Noah Baumbach‘s Jay Kelly (Netflix, 11.14) — a reflection-and-meditation piece about a 60ish movie star’s life (in some respects literally George Clooney’s, one gathers or infers, and doubly so during a tribute at the very end which presents a montage of Clooney’s films) — is actually prettygood, and it ends in a very affecting and bittersweet way.
It’s a summary of a rich guy and his famous life and what it’s all meant or seems to mean, and the final emotional residue in terms of friends, family, selfishness, distractions, blessings, highs and lows…really the whole magillah.
It’s generally fast and fleeting and briskly assembled, and is actually reminiscent, in some respects and as curious as this may sound, of Charles Dickens‘ “A Christmas Carol” (in particular the 1951 film version that Brian Desmond Hurst directed and which Alistair Sim brought to life), especially as the film is largely about Clooney’s Kelly absorbing a series of some uncomfortable and sometimes painful realizations about how his business associates, old friends and especially his two daughters really feel about him.
It’s not a masterwork — it doesn’t feel heavy or deep enough, and seems a bit facile at times — and it’s certainly not on the corrupted-adult level of Tony Gilroy‘s Michael Clayton, in which Clooney gave his finest performance.
But Clooney plays it openly and with vulnerability — he knows this line of country like the back of his hand — and the film itself conveys, persuades, penetrates.
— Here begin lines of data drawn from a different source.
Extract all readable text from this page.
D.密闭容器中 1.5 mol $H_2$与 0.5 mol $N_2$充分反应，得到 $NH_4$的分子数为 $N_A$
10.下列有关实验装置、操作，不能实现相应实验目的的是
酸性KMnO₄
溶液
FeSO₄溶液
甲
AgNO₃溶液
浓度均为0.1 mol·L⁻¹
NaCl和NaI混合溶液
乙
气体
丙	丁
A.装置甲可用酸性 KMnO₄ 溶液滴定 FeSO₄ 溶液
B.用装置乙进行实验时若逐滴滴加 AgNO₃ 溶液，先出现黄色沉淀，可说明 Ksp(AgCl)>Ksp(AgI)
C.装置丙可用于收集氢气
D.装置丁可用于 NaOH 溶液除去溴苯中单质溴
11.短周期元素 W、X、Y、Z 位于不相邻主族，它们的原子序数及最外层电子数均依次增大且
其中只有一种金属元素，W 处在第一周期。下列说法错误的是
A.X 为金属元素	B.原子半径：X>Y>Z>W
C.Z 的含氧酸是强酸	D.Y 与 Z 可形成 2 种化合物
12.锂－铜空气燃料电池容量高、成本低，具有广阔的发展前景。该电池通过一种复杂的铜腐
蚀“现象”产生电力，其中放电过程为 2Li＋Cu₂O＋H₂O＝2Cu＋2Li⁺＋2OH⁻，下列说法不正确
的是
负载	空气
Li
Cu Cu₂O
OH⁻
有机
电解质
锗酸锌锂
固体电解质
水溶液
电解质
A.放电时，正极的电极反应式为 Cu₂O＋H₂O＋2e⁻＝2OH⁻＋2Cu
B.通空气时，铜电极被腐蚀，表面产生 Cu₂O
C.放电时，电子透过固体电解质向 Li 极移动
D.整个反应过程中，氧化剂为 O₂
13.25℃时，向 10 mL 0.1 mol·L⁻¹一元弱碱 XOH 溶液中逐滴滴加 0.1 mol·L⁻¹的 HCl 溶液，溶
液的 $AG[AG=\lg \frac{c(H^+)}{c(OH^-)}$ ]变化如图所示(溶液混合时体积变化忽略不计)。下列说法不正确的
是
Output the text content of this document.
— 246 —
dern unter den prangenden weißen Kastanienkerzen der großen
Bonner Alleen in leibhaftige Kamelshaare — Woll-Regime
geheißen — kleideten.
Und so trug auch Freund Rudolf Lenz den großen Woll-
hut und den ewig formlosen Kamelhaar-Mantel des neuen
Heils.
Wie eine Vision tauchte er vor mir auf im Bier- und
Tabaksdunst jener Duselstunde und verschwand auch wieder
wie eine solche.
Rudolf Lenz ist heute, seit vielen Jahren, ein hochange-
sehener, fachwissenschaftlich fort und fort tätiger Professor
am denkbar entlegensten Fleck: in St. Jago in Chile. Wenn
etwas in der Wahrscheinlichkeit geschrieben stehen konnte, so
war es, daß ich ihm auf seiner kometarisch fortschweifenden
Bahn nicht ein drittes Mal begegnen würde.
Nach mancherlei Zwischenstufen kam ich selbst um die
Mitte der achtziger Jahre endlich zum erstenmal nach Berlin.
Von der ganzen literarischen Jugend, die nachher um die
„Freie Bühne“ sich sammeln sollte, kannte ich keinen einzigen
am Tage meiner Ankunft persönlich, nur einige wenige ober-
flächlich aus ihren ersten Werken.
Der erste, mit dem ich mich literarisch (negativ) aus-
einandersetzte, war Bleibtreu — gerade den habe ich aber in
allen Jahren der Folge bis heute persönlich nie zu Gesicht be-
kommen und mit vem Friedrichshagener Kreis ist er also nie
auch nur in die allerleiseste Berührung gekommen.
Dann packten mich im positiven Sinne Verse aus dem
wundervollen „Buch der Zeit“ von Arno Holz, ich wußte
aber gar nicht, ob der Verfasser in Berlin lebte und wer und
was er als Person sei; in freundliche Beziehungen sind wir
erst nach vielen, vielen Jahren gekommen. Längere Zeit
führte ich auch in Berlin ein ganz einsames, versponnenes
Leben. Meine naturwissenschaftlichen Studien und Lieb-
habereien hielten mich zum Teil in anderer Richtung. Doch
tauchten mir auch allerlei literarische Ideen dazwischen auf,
It sells its own movie-star, “this is the life he’s chosen” narrative.
At times Jay Kelly feels a bit old-fashioned — very “scripted”, very “acted” and a little schmaltzy here and there, and the visual flashback transitions are almost on the level of The Man Who Shot Liberty Valance (’62).
But it finally feels whole and melancholy and solemnly considered, especially at the very end. It’s expansive and exploratory and fully felt, and is very well acted by not just Clooney but by Adam Sandler (as Jay’s manager), Laura Dern (publicist), Billy Crudup (former acting buddy), Riley Keough (daughter #1), Grace Edwards (daughter #2) and Stacy Keach (roguishly “charming” dad on the downswing).
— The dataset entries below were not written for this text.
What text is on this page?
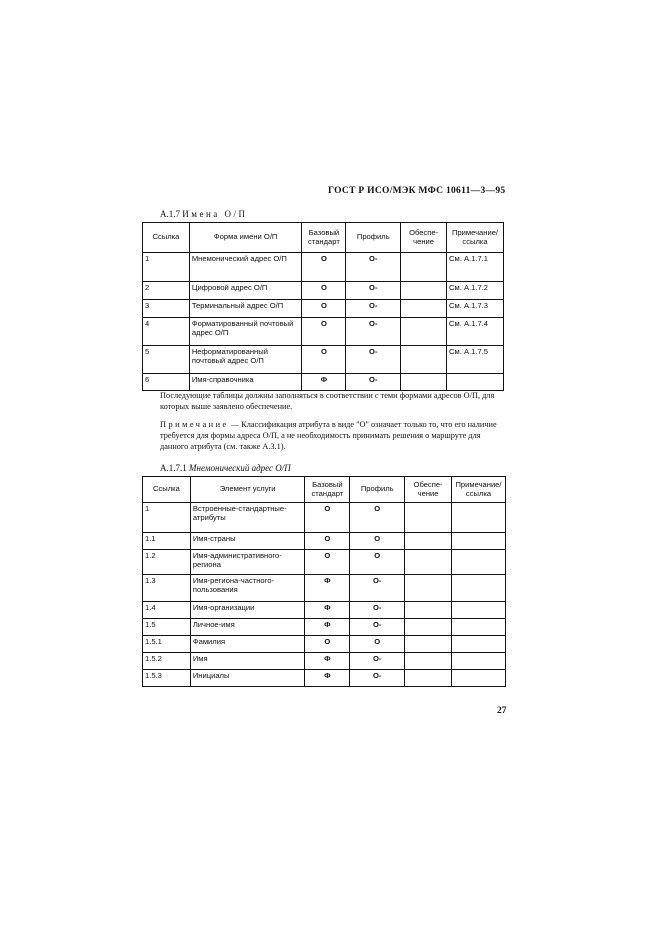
ГОСТ Р ИСО/МЭК МФС 10611—3—95
A.1.7 Имена О/П
Ссылка	Форма имени О/П	Базовый стандарт	Профиль	Обеспе-чение	Примечание/ ссылка
1	Мнемонический адрес О/П	О	О-		См. A.1.7.1
2	Цифровой адрес О/П	О	О-		См. A.1.7.2
3	Терминальный адрес О/П	О	О-		См. A.1.7.3
4	Форматированный почтовый адрес О/П	О	О-		См. A.1.7.4
5	Неформатированный почтовый адрес О/П	О	О-		См. A.1.7.5
6	Имя-справочника	Ф	О-		
Последующие таблицы должны заполняться в соответствии с теми формами адресов О/П, для которых выше заявлено обеспечение.
Примечание — Классификация атрибута в виде "О" означает только то, что его наличие требуется для формы адреса О/П, а не необходимость принимать решения о маршруте для данного атрибута (см. также A.3.1).
A.1.7.1 Мнемонический адрес О/П
Ссылка	Элемент услуги	Базовый стандарт	Профиль	Обеспе-чение	Примечание/ ссылка
1	Встроенные-стандартные-атрибуты	О	О		
1.1	Имя-страны	О	О		
1.2	Имя-административного-региона	О	О		
1.3	Имя-региона-частного-пользования	Ф	О-		
1.4	Имя-организации	Ф	О-		
1.5	Личное-имя	Ф	О-		
1.5.1	Фамилия	О	О		
1.5.2	Имя	Ф	О-		
1.5.3	Инициалы	Ф	О-		
27
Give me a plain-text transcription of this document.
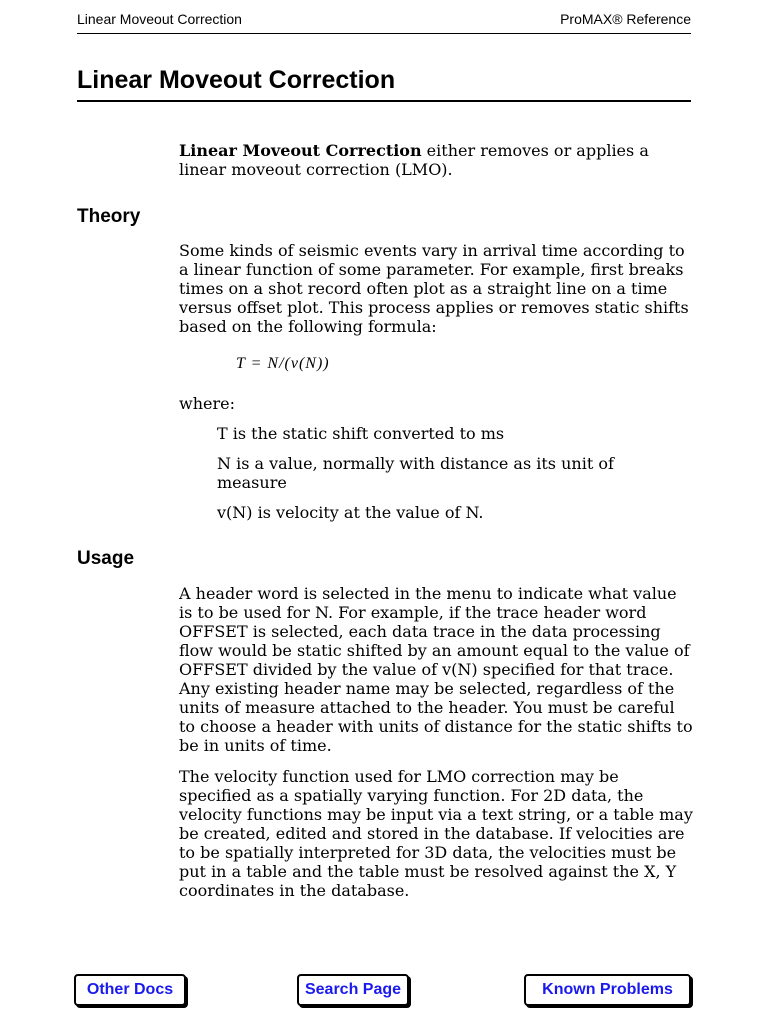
Linear Moveout Correction	ProMAX® Reference
Linear Moveout Correction

Linear Moveout Correction either removes or applies a linear moveout correction (LMO).

Theory

Some kinds of seismic events vary in arrival time according to a linear function of some parameter. For example, first breaks times on a shot record often plot as a straight line on a time versus offset plot. This process applies or removes static shifts based on the following formula:

T = N/(v(N))

where:

T is the static shift converted to ms

N is a value, normally with distance as its unit of measure

v(N) is velocity at the value of N.

Usage

A header word is selected in the menu to indicate what value is to be used for N. For example, if the trace header word OFFSET is selected, each data trace in the data processing flow would be static shifted by an amount equal to the value of OFFSET divided by the value of v(N) specified for that trace. Any existing header name may be selected, regardless of the units of measure attached to the header. You must be careful to choose a header with units of distance for the static shifts to be in units of time.

The velocity function used for LMO correction may be specified as a spatially varying function. For 2D data, the velocity functions may be input via a text string, or a table may be created, edited and stored in the database. If velocities are to be spatially interpreted for 3D data, the velocities must be put in a table and the table must be resolved against the X, Y coordinates in the database.

Other Docs	Search Page	Known Problems
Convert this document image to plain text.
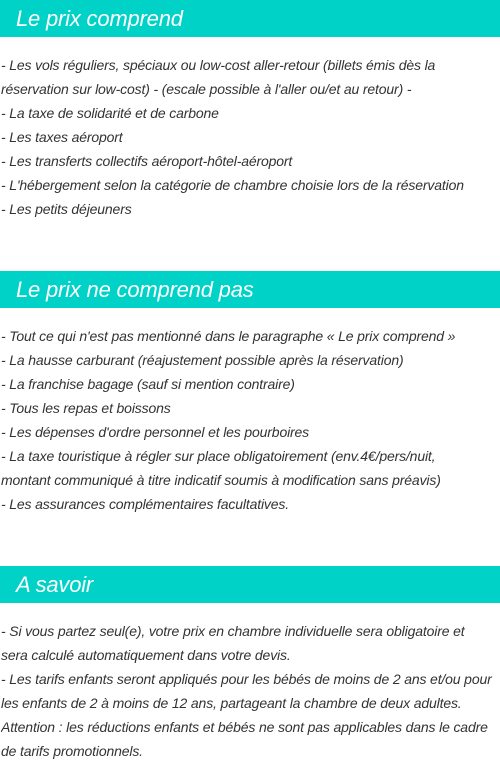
Le prix comprend
- Les vols réguliers, spéciaux ou low-cost aller-retour (billets émis dès la
réservation sur low-cost) - (escale possible à l'aller ou/et au retour) -
- La taxe de solidarité et de carbone
- Les taxes aéroport
- Les transferts collectifs aéroport-hôtel-aéroport
- L'hébergement selon la catégorie de chambre choisie lors de la réservation
- Les petits déjeuners
Le prix ne comprend pas
- Tout ce qui n'est pas mentionné dans le paragraphe « Le prix comprend »
- La hausse carburant (réajustement possible après la réservation)
- La franchise bagage (sauf si mention contraire)
- Tous les repas et boissons
- Les dépenses d'ordre personnel et les pourboires
- La taxe touristique à régler sur place obligatoirement (env.4€/pers/nuit,
montant communiqué à titre indicatif soumis à modification sans préavis)
- Les assurances complémentaires facultatives.
A savoir
- Si vous partez seul(e), votre prix en chambre individuelle sera obligatoire et
sera calculé automatiquement dans votre devis.
- Les tarifs enfants seront appliqués pour les bébés de moins de 2 ans et/ou pour
les enfants de 2 à moins de 12 ans, partageant la chambre de deux adultes.
Attention : les réductions enfants et bébés ne sont pas applicables dans le cadre
de tarifs promotionnels.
Jay Kelly is a show and a “movie” but it works according to its own delivery terms, and is certainly better than I thought it would be, and the final line absolutely kills — it even brought a tear to my eye.
It’s therefore a solid A-minus or a B-plus, and Clooney and Sandler really touch bottom, bring the goods.
Quibble #1: Everyone in Kelly’s inner circle has pretty much written him off emotionally. They regard him as flaky, immature, undependable, self-absorbed. But that’s what many big-time actors are for the most part, no? Doesn’t everyone accept this? Many and probably most famous actors are in love with themselves first, and their family and friends second. Big deal. Roll with it.
Quibble #2: Billy Crudup plays a 50ish might-have-been actor who resents and is actually enraged at Kelly for having stolen a key part that Crudup had auditioned for and badly wanted at the time, but the annals of film acting are filled with stories about a friend who was just tagging along who wound up getting the role from an impromptu audition instead of the primary guy. Just because Crudup was extra-hungry for the role in question doesn’t mean he was entitled to it, or that he was right for it. Mature people understand that life can be an unfair.
Quibble #3: Nobody would ever refer to a big film tribute event taking place in “Tuscany”…they would say Siena or Florence or Volterra or Radda in Chianti. Just like no one would talk about a similar-type event in the States happening in the “Deep South” or the “Pacific Northwest.”